“Where. Is. It?” Wade’s eyes were bulging and his teeth were clenched.
“Honest to God,” Brandon said, “I don’t know what you’re talking about. I haven’t been in this shed for years. I wasn’t even sure the Power Wagon was here. I have no idea where the keys are.”
He tried to rise up on his elbows but the pressure of the muzzle held him down.
“Fuck the keys,” Wade said. He barked at Pingston, “Look again.”
Pingston practically hurled himself into the cab of the truck. His cowboy boots stuck out and flutter-kicked like he was swimming.
“Don’t lie to me or I’ll kill you and your wife,” Wade said and Brandon didn’t doubt it. “Where is it?”
Brandon took a trembling breath. He said, “This is my first day back on this place. I have no idea what you’re asking me. I’ve not been in this shed. You saw how rusty that lock was, Wade. It hasn’t been opened in a long time.”
Something registered behind Wade’s eyes. The pressure of the muzzle eased but he didn’t move the gun.
“My old man was in this shed since I was here last. Hell, Dwayne Pingston was in this shed after I left. I don’t know what you’re looking for. I’m an accountant, for God’s sake.”
Wade appeared to be making his mind up about something. Then his features contorted into a snarl and he withdrew the revolver and hit Brandon in the face with the butt of it. Brandon heard his nose break and felt the hot rush of blood down his cheeks and into his mouth. Wade struck again and Brandon stopped trying to get up.
Wade got off him and Brandon tried to roll to his side but he couldn’t move his arms or legs. He was blacking out, but he fought it. For some reason he thought about the fact that the only violence he had ever encountered in his life was here on this ranch. And Marissa was back in the house...
His head flopped so he was facing into the shed. Through a red gauzy curtain, he watched Wade stride toward the Power Wagon with the gun at his side.
And he heard Wade say to Pingston, “You stupid, miserable old son of a bitch. I knew I should have never believed you about anything. You kept me on the hook for years so I’d watch your back inside.”
Pingston said, “Wade! Put that down.”
Pop. Pop.
Brandon didn’t want to wake up, and each time he got close, he faded back. He dreamed of freezing to death because he was.

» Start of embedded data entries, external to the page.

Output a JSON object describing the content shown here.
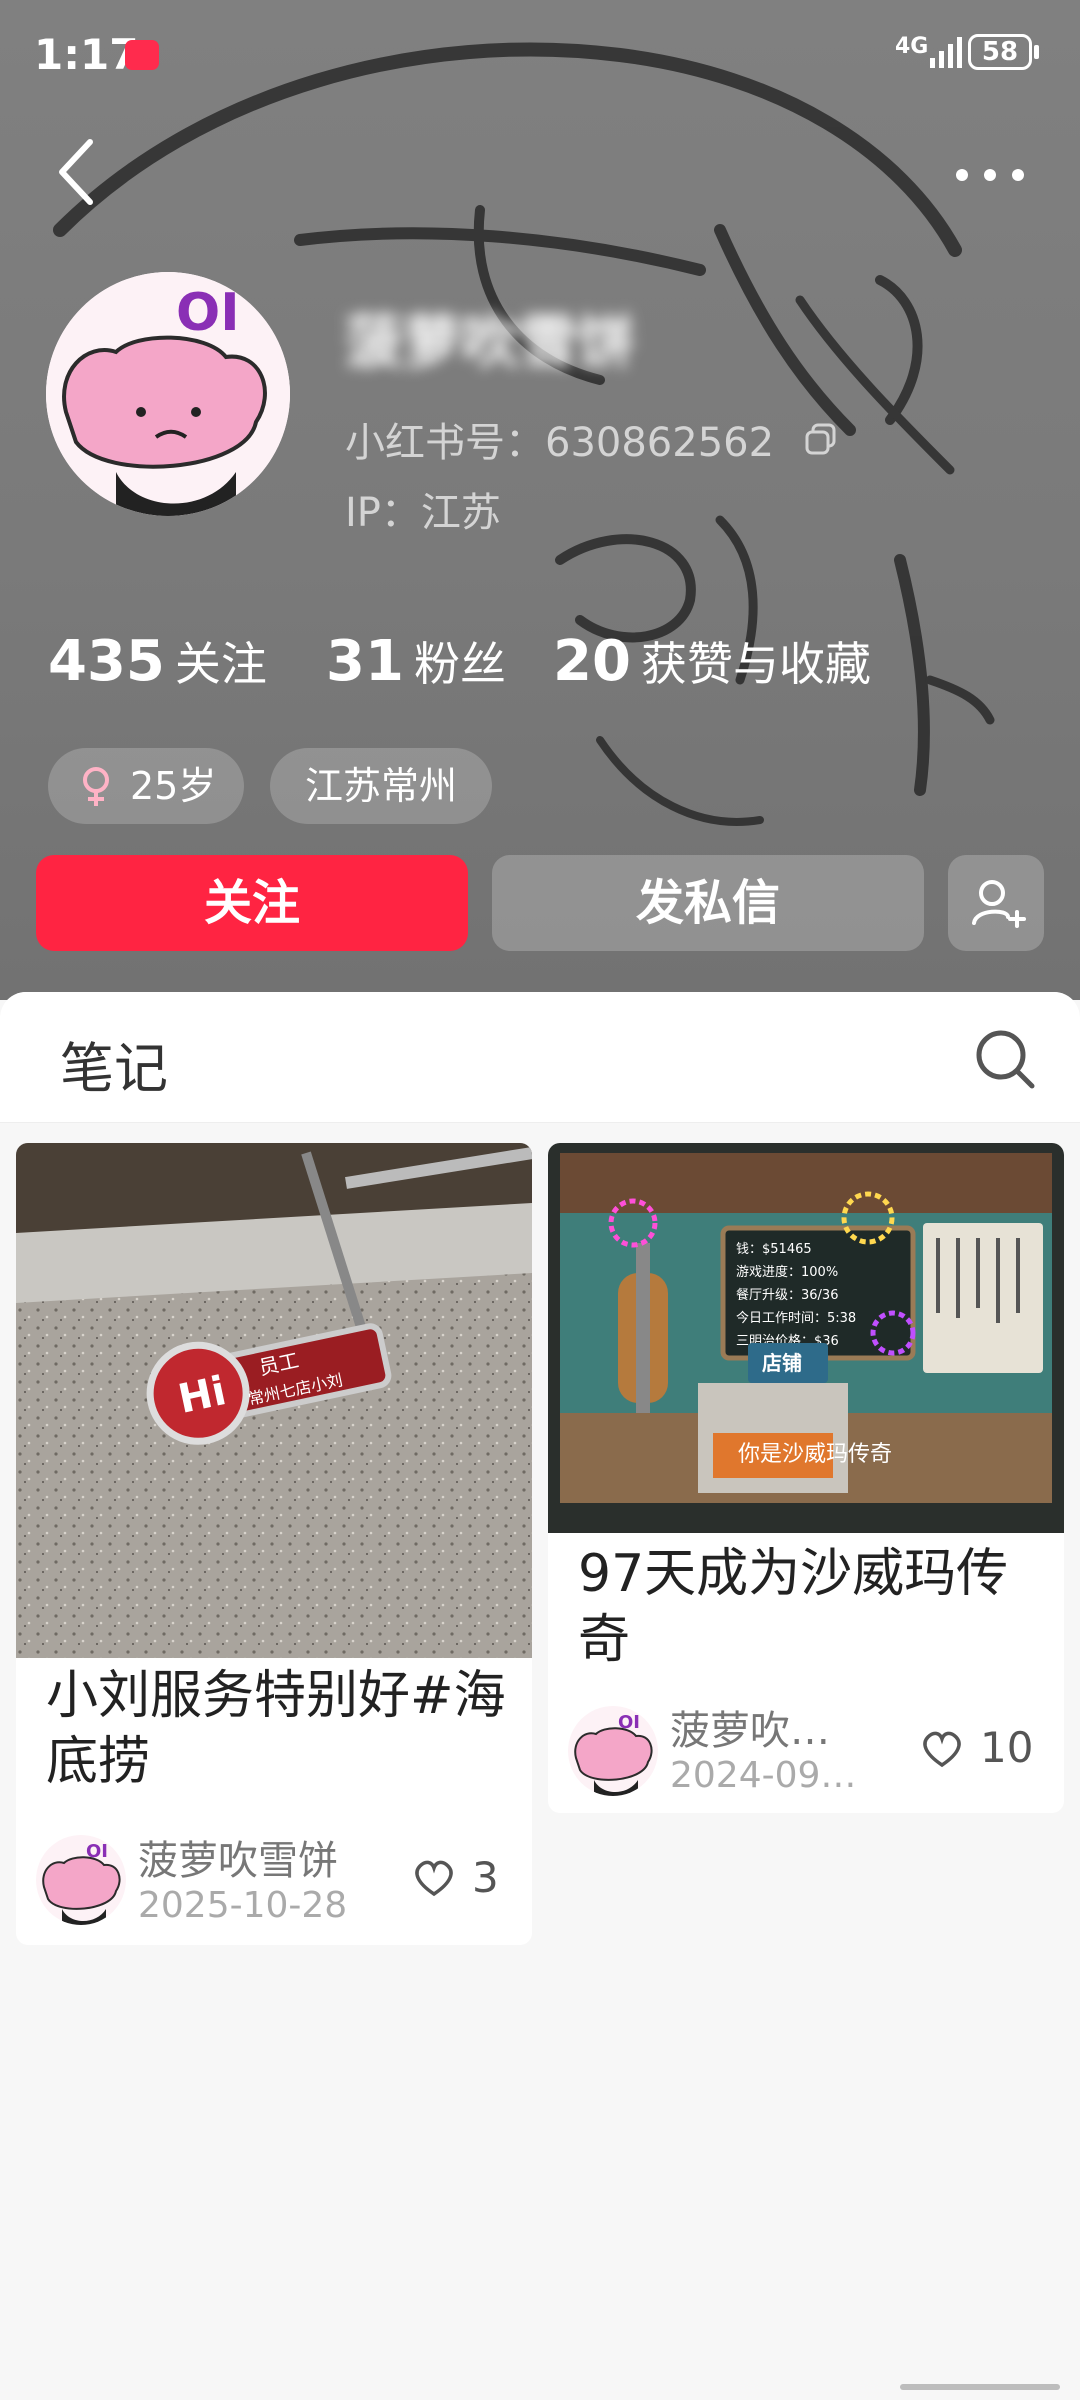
{
  "status_bar": {
    "time": "1:17",
    "network": "4G",
    "battery": "58"
  },
  "profile": {
    "username": "菠萝吹雪饼",
    "id_label": "小红书号：630862562",
    "ip_label": "IP：江苏",
    "stats": [
      {
        "num": "435",
        "label": "关注"
      },
      {
        "num": "31",
        "label": "粉丝"
      },
      {
        "num": "20",
        "label": "获赞与收藏"
      }
    ],
    "tags": {
      "age": "25岁",
      "location": "江苏常州"
    },
    "buttons": {
      "follow": "关注",
      "message": "发私信"
    }
  },
  "tabs": {
    "notes": "笔记"
  },
  "notes": [
    {
      "title": "小刘服务特别好#海底捞",
      "author": "菠萝吹雪饼",
      "date": "2025-10-28",
      "likes": "3",
      "image_texts": {
        "badge_top": "员工",
        "badge_bottom": "常州七店小刘"
      }
    },
    {
      "title": "97天成为沙威玛传奇",
      "author": "菠萝吹…",
      "date": "2024-09…",
      "likes": "10",
      "image_texts": {
        "board_lines": [
          "钱：$51465",
          "游戏进度：100%",
          "餐厅升级：36/36",
          "今日工作时间：5:38",
          "三明治价格：$36"
        ],
        "shop_sign": "店铺",
        "subtitle": "你是沙威玛传奇"
      }
    }
  ],
  "colors": {
    "accent": "#ff2442",
    "header_bg": "#7d7d7d"
  },
  "icons": [
    "back-arrow-icon",
    "more-dots-icon",
    "copy-icon",
    "female-icon",
    "add-user-icon",
    "search-icon",
    "heart-icon"
  ]
}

He groaned and rolled to his side and his head swooned. He threw up on the sleeve of the old man’s ranch coat and it steamed in the early-morning light. His limbs were stiff with cold and it hurt to move them. His face throbbed and he didn’t know why. When he touched the area above his right ear he could feel a crusty wound that he couldn’t recall receiving.
But he was alive.
He gathered his knees under him and pushed himself clumsily to his feet. When a wave of dizziness hit him, he reached out and grabbed the end of the open shed door so he wouldn’t fall again.
It took a minute for him to realize where he was and recall what had happened. He staggered toward the Power Wagon, toward the pair of boots that hung out of the open truck door.
Dwayne Pingston was dead and stiff with a bullet hole in his cheek and another in the palm of his hand. No doubt he’d raised it at the last second before Wade pulled the trigger.
Brandon turned and lurched toward the open shed door.
The morning sun was streaming through the east wall of willows, creating gold jail bars across the snow.
The Jeep was gone but Tater’s body lay facedown near the tracks. Peggy was splayed out on her back on the front porch, her floral dress hiked up over blue-white thighs. Both had been shot to death.
“Marissa!”
He stepped over Peggy’s body like he’d once stepped over the old man. The front door was unlocked and his eyes were wide open and he was breathing fast when he went inside.
His movement and the warmth of the house made his nose bleed again, and it felt like someone was applying a blowtorch to his temple. He could hear his blood pattering on the linoleum.
“Marissa!”
“Oh my God, Brandon, you’re alive!” she cried. “I’m in here.”
She was in the old man’s den.
When he filled the door frame and leaned on it to stay up, she looked up from behind the desk and her face contorted.
“You’re hurt,” she said. “You look awful.”
He didn’t want to nod.
Five tiny hairless mice, so new their eyes were still shut, wriggled in a pile of paper scraps on the desk in front of her.
“What are you doing?” he asked.
“Checking on my babies.”
It was incomprehensible to him. “What happened?”